Aligi Sassu gives us a quick summary of how his cycling was an inspiration for the colours and forms in his pictorial experience
The light swishing of the rubber on asphalt, the smoky acrid smell of wet ground that the cyclist absorbs, the head lowered between shoulders bent over handlebars, the uneven road surface travelled in velocity, the dusty, steep and exhausting ascents under the sun – only those who have fought the long battle of the road can fully comprehend its poetry.
I learnt to ride a bicycle in an attic with my brother. A kid’s bike without any tyres that we found up there covered in cobwebs and bric-a-brac such as can only be found in an attic, and we fought over it desperately: then for years, I made do with makeshift bikes. I started to explore the world, gradually improving my equipment; first the bicycle frame, and then finally a long-awaited original Brow saddle. This is how I made my first excursions to the lakes and the Brianza, the first destination for Milanese kids who loved this sport.
In those days, Guerra was an up-and-coming star, Girardengo was still competing, but Binda was the true champion. Mara still astounded me for the arrogant determination of his racing; thrashing his adversaries with his flashing final sprints. I went to every start and finish line, and sometimes I met Tomea who went around the markets selling sweets and who had just come down from Cadore. Another time I managed to drag Manzù to Legnano to watch the end of a race, and I remember that when sprinting, Manzù beat all of us.
My brother and I both knew everything about cycling history. The ascents of the Cicognola, Mascolina, Madruzza, and the Bevera sprint. I loved the Ghisallo and Ballabio ascents, famous in all amateur Lombardy races; they hid no secrets for us anymore. I was quite good on the ascents and more resistant to fatigue than I was fast; as is said in cycling jargon, I was a late flagger.

We would leave along the Via Emilia in the evening for Lodi with long and exhausting sprints to work on our respiration and practice our bursts. My first race finished with my withdrawal while in the lead because I fell when trying to tighten a pedal strap; I got caught up in the bicycle frame and collided head on with a road post at fifty per hour. My brother came in ninth and was disqualified for cutting the route. These results were not very consoling. I remember those years as a series of long dusty sprints along country roads, under the rain and wind because – being such aficionados – we would go out also in winter.

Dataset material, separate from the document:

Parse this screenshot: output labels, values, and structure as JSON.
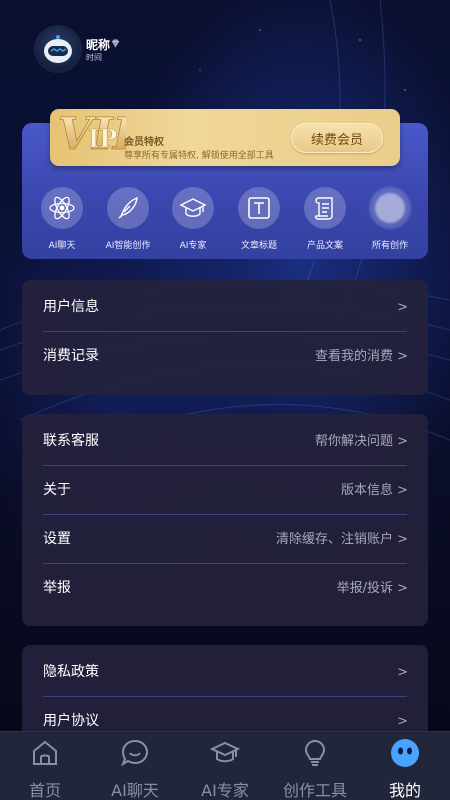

The amateur champion in those days was a certain Giovanni Rossi from Stradella. When he appeared at the start line, there was no hope; either for an early lead or a sprint, he always won.

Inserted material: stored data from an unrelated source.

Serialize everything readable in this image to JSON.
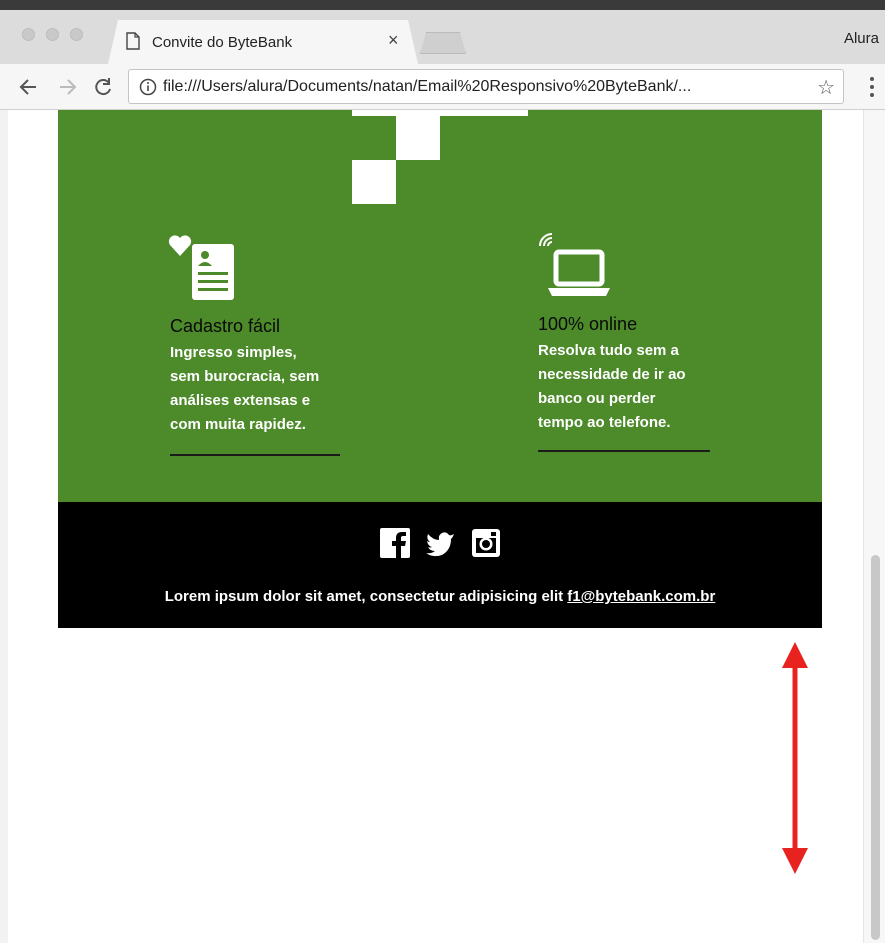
{
  "browser": {
    "tab_title": "Convite do ByteBank",
    "tab_close": "×",
    "profile_name": "Alura",
    "address_url": "file:///Users/alura/Documents/natan/Email%20Responsivo%20ByteBank/...",
    "star": "☆"
  },
  "email": {
    "colors": {
      "green": "#4c8a2a",
      "footer": "#000000"
    },
    "features": [
      {
        "icon": "profile-card-heart-icon",
        "title": "Cadastro fácil",
        "description_lines": [
          "Ingresso simples,",
          "sem burocracia, sem",
          "análises extensas e",
          "com muita rapidez."
        ]
      },
      {
        "icon": "laptop-wifi-icon",
        "title": "100% online",
        "description_lines": [
          "Resolva tudo sem a",
          "necessidade de ir ao",
          "banco ou perder",
          "tempo ao telefone."
        ]
      }
    ],
    "footer": {
      "social_icons": [
        "facebook-icon",
        "twitter-icon",
        "instagram-icon"
      ],
      "text": "Lorem ipsum dolor sit amet, consectetur adipisicing elit",
      "email": "f1@bytebank.com.br"
    }
  },
  "annotation": {
    "color": "#e8231f",
    "icon": "double-headed-arrow-icon"
  }
}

Those excursions, the riot of coloured shirts and the speeding bikes was a fundamental contribution to bring me closer to nature, to the green Lombardy countryside, to the integrity of man.
The coloured shirts on those bluish or white-pink roads inspired me to express in my painting that vivid sensation of battle, of indefatigable feats of man, manifested in an open and loyal fashion.
I portrayed with epic contents a lyrical sense of being, of youth, of the discover of my inner being while my wheels whistled over the asphalt and the grey countryside gave way to the violet-streaked mountains and the white cloud-filled sky. Solitary hours in the heat of the Lombardy plains, in August when in the lakes, my travels to the Pian di Spagna and Valle Spluga were a continual invitation for active and rapid reflection. The world was still to be discovered, and still to be painted. Forms and colours created a vivid compendium in my mind, in direct and continual contact with the land and the sky.
And thus, little by little, my painting “The Cyclists” was born, tearing the colours and forms from velocity, the wind of the descent and the acrid dust of the provincial roads, and the sweat of an obstinate and unfortunate cyclist.